Perspective on where things are heading
The heart of the UK economy (small and medium sized enterprises) have certainly had a different year than the global tech giants. While the likes of Microsoft and Amazon are thriving, seeing record high usership and are hiring thousands to cope with demand, small businesses across the UK are wondering how much longer they can stay afloat. During tough economic times, businesses that have diversified their risk through trade have always weathered the storm better than their peers. Still, the unique trials and tribulations beset upon us in 2020 have left all tested. Newable’s Advice team has had a front row seat to the plight of the British economy as we’ve worked to help companies survive the crisis and stabilise their business. There have been gains as well. We have all pivoted, reinvented, retrained and repositioned ourselves to deliver goods and services in a pandemic. Newable Advice has delivered tools and expertise to companies across the UK positioning them to not only survive but to grow as economies and market stabilise. And that is why, despite being in the depths of the second wave, we have hope for the future and believe that 2021 will be a year that British businesses regain their footing and grow.
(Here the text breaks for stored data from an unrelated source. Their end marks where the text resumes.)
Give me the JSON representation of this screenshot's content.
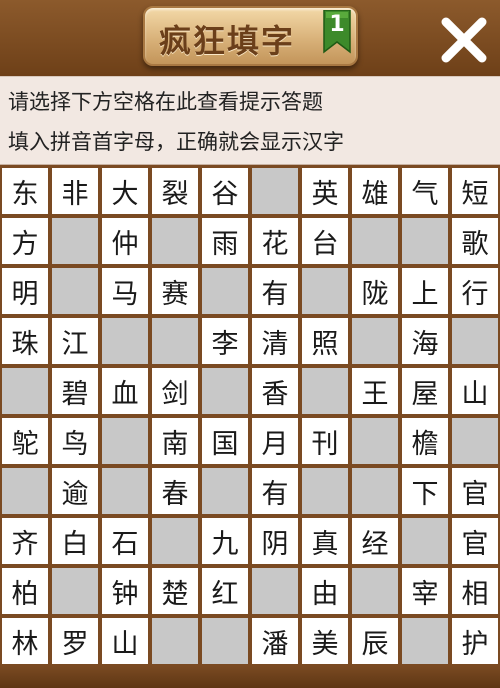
{
  "header": {
    "title": "疯狂填字",
    "level": "1",
    "close_icon": "close-x-icon"
  },
  "hints": {
    "line1": "请选择下方空格在此查看提示答题",
    "line2": "填入拼音首字母，正确就会显示汉字"
  },
  "colors": {
    "wood": "#7a4a22",
    "hint_bg": "#f2e8e2",
    "open_cell": "#ffffff",
    "blocked_cell": "#c8c8c8",
    "flag_green": "#3d8a2a"
  },
  "grid": {
    "rows": [
      [
        "东",
        "非",
        "大",
        "裂",
        "谷",
        null,
        "英",
        "雄",
        "气",
        "短"
      ],
      [
        "方",
        "",
        "仲",
        "",
        "雨",
        "花",
        "台",
        "",
        "",
        "歌"
      ],
      [
        "明",
        "",
        "马",
        "赛",
        "",
        "有",
        "",
        "陇",
        "上",
        "行"
      ],
      [
        "珠",
        "江",
        "",
        "",
        "李",
        "清",
        "照",
        "",
        "海",
        ""
      ],
      [
        "",
        "碧",
        "血",
        "剑",
        "",
        "香",
        "",
        "王",
        "屋",
        "山"
      ],
      [
        "鸵",
        "鸟",
        "",
        "南",
        "国",
        "月",
        "刊",
        "",
        "檐",
        ""
      ],
      [
        "",
        "逾",
        "",
        "春",
        "",
        "有",
        "",
        "",
        "下",
        "官"
      ],
      [
        "齐",
        "白",
        "石",
        "",
        "九",
        "阴",
        "真",
        "经",
        "",
        "官"
      ],
      [
        "柏",
        "",
        "钟",
        "楚",
        "红",
        "",
        "由",
        "",
        "宰",
        "相"
      ],
      [
        "林",
        "罗",
        "山",
        "",
        "",
        "潘",
        "美",
        "辰",
        "",
        "护"
      ]
    ],
    "blocked": [
      [
        0,
        0,
        0,
        0,
        0,
        1,
        0,
        0,
        0,
        0
      ],
      [
        0,
        1,
        0,
        1,
        0,
        0,
        0,
        1,
        1,
        0
      ],
      [
        0,
        1,
        0,
        0,
        1,
        0,
        1,
        0,
        0,
        0
      ],
      [
        0,
        0,
        1,
        1,
        0,
        0,
        0,
        1,
        0,
        1
      ],
      [
        1,
        0,
        0,
        0,
        1,
        0,
        1,
        0,
        0,
        0
      ],
      [
        0,
        0,
        1,
        0,
        0,
        0,
        0,
        1,
        0,
        1
      ],
      [
        1,
        0,
        1,
        0,
        1,
        0,
        1,
        1,
        0,
        0
      ],
      [
        0,
        0,
        0,
        1,
        0,
        0,
        0,
        0,
        1,
        0
      ],
      [
        0,
        1,
        0,
        0,
        0,
        1,
        0,
        1,
        0,
        0
      ],
      [
        0,
        0,
        0,
        1,
        1,
        0,
        0,
        0,
        1,
        0
      ]
    ]
  }
}
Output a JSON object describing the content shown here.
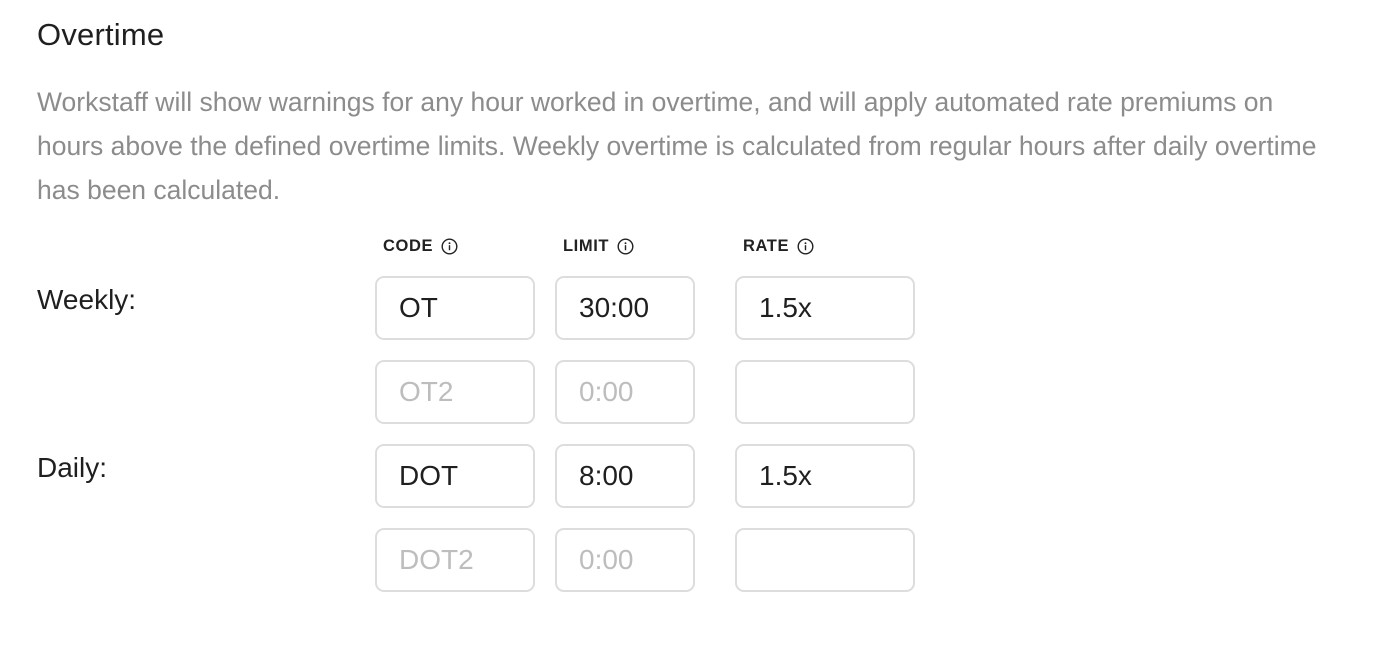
{
  "section": {
    "title": "Overtime",
    "description": "Workstaff will show warnings for any hour worked in overtime, and will apply automated rate premiums on hours above the defined overtime limits. Weekly overtime is calculated from regular hours after daily overtime has been calculated."
  },
  "columns": {
    "code": {
      "label": "CODE",
      "icon": "info-icon"
    },
    "limit": {
      "label": "LIMIT",
      "icon": "info-icon"
    },
    "rate": {
      "label": "RATE",
      "icon": "info-icon"
    }
  },
  "weekly": {
    "label": "Weekly:",
    "primary": {
      "code": "OT",
      "limit": "30:00",
      "rate": "1.5x"
    },
    "secondary": {
      "code": "",
      "code_placeholder": "OT2",
      "limit": "",
      "limit_placeholder": "0:00",
      "rate": "",
      "rate_placeholder": ""
    }
  },
  "daily": {
    "label": "Daily:",
    "primary": {
      "code": "DOT",
      "limit": "8:00",
      "rate": "1.5x"
    },
    "secondary": {
      "code": "",
      "code_placeholder": "DOT2",
      "limit": "",
      "limit_placeholder": "0:00",
      "rate": "",
      "rate_placeholder": ""
    }
  }
}
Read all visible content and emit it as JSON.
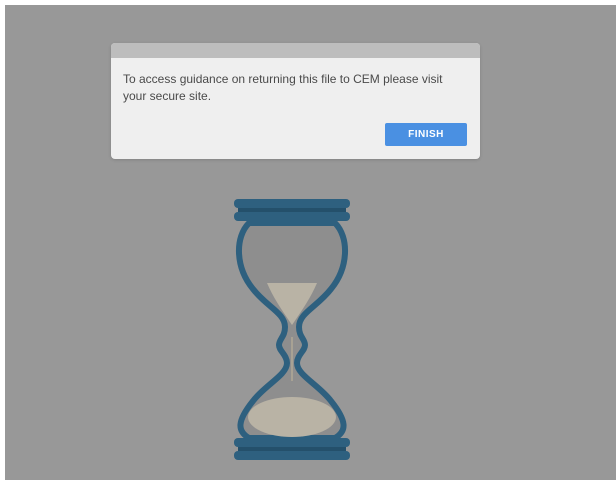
{
  "dialog": {
    "message": "To access guidance on returning this file to CEM please visit your secure site.",
    "finish_label": "FINISH"
  },
  "loading": {
    "icon": "hourglass-icon"
  },
  "colors": {
    "overlay": "#989898",
    "dialog_background": "#efefef",
    "dialog_titlebar": "#bdbdbd",
    "button": "#4a90e2",
    "hourglass_frame": "#2e607f",
    "sand": "#b9b3a5"
  }
}
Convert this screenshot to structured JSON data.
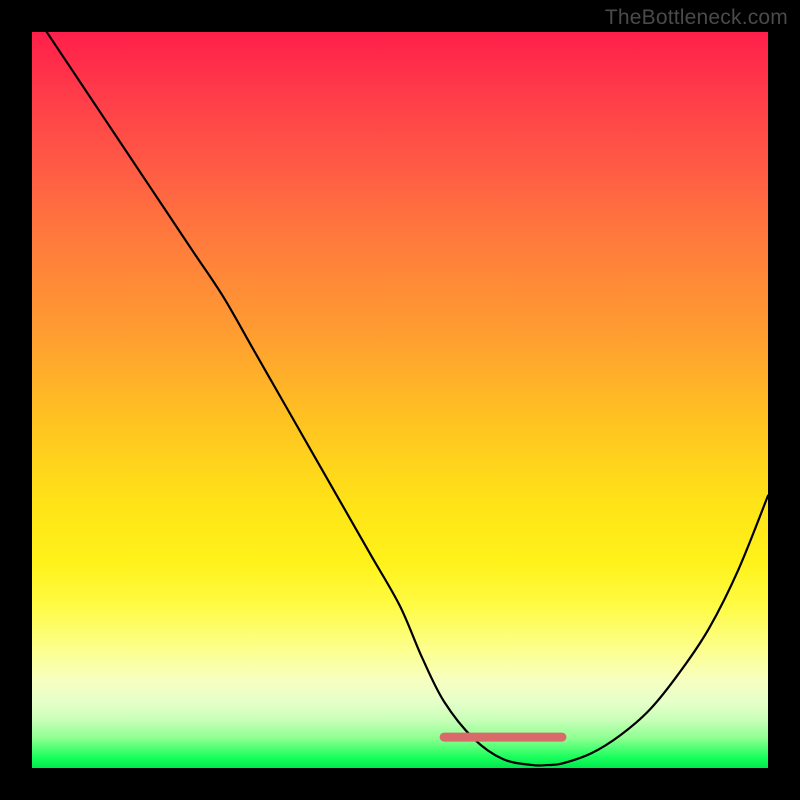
{
  "watermark": "TheBottleneck.com",
  "chart_data": {
    "type": "line",
    "title": "",
    "xlabel": "",
    "ylabel": "",
    "xlim": [
      0,
      100
    ],
    "ylim": [
      0,
      100
    ],
    "grid": false,
    "series": [
      {
        "name": "bottleneck-curve",
        "x": [
          2,
          6,
          10,
          14,
          18,
          22,
          26,
          30,
          34,
          38,
          42,
          46,
          50,
          53,
          56,
          60,
          64,
          68,
          70,
          72,
          76,
          80,
          84,
          88,
          92,
          96,
          100
        ],
        "y": [
          100,
          94,
          88,
          82,
          76,
          70,
          64,
          57,
          50,
          43,
          36,
          29,
          22,
          15,
          9,
          4,
          1.2,
          0.4,
          0.4,
          0.6,
          2.0,
          4.5,
          8,
          13,
          19,
          27,
          37
        ]
      }
    ],
    "annotations": [
      {
        "name": "optimal-band",
        "type": "segment",
        "x0": 56,
        "y0": 4.2,
        "x1": 72,
        "y1": 4.2,
        "color": "#d96a6a",
        "width": 9,
        "cap": "round"
      }
    ]
  }
}
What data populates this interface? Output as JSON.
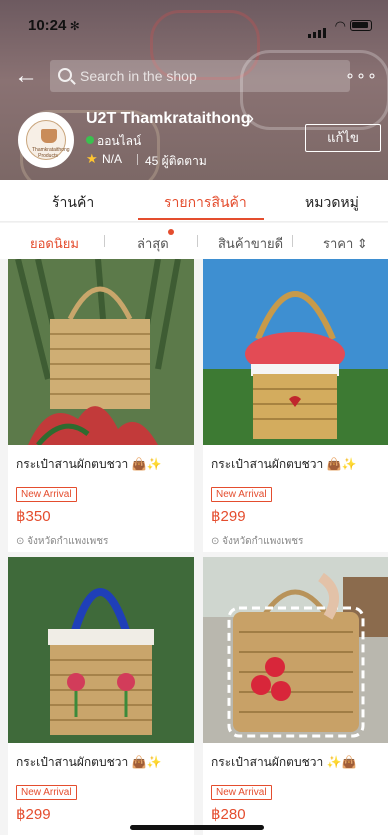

Where our clients could thrive
In fact, we believe our clients could thrive by doing what they do best. Being innovators. Moving more quickly than their larger bureaucratic competitors. Finding solutions to the things which are not working as well as they could be globally whether it be effective contact tracing, improved logistic solutions for cold storage distribution, leveraging Artificial Intelligence (AI) and other tools to better understand customers within the online marketplace. Sure, they lack the cash reserves and resource of the tech giants flying high on COVID forced digital transformations benefiting their platforms, but those gaps are exactly where Newable seeks to meet founders and entrepreneurs, providing the funding, tools and expert guidance needed to commercialise their innovation and scale globally.
The cracks left by COVID in the UK economy are clear. Our high street retail, vulnerable family owned small businesses facing lower foot traffic and health restrictions which have wreaked havoc on their business models, continue to haemorrhage. Their pain is increasingly felt by their landlords and those in the commercial space business. Customer and business needs have changed dramatically. Huge gaps exist between product/service providers and consumers. Every good business starts by identifying these market gaps, these unmet needs and challenges and developing a solution. Thus, tremendous opportunity exists for those businesses that can solve these challenges either revealed or created by the pandemic. The opportunity spans those sectors hardest hit in tourism and hospitality but extends as well across B2C models that are struggling with effective engagement and distribution. Innovators that solve these problems for the UK and beyond will have global growth opportunities. And considering the potential of greater market access brought about from prospective trade agreements with the likes of the U.S., Canada, and Asian economies (including the recent FTA between the UK and Japan), ambitious British business that act now to gain market share stand to benefit tremendously following the implementation of new trade deals.
All of our clients will face changes to trading post-Brexit. Those that plan ahead are now assessing for risks, and building resilience will weather remaining uncertainties around a deal or no-deal Brexit well. Those that choose a wait-and-see approach could cause more friction for themselves in the long run. Product companies with complex supply chains, particularly in sectors such as transportation equipment and pharma, must now consider the additional costs and other resource dedicated to navigating custom duties. The pandemic ravaged retail and service sectors who will continue to face their own uncertainty well into the spring and summer considering the global second wave and logistical limitations which will prevent wide scale vaccination being achieved until 2022.
Overall predictions for 2021
Predictions for 2021 six months ago still held on to the hope of a V shaped recovery, but writing amidst another nationwide lockdown, it’s clear that 2021 will not be the year we get back to normal. Undoubtedly, we never will—we’ve achieved technology adaptation and adoption at rates that would make a change management scholar’s heads spin. British companies that manage to leverage technology and product innovations into relevancy in the COVID-19 economy demands of Omnichannel fluency and agility have a chance of surviving long enough to get to the other side. Less responsive companies will most certainly buckle under the strain. It’s a brutal way to choose winners and losers to be sure. It will most certainly take a swing at business confidence and require entrepreneurs to rely more than ever before on the advisers in their corner—and they can certainly count on Newable being there with the expert guidance they need to make it to the other side.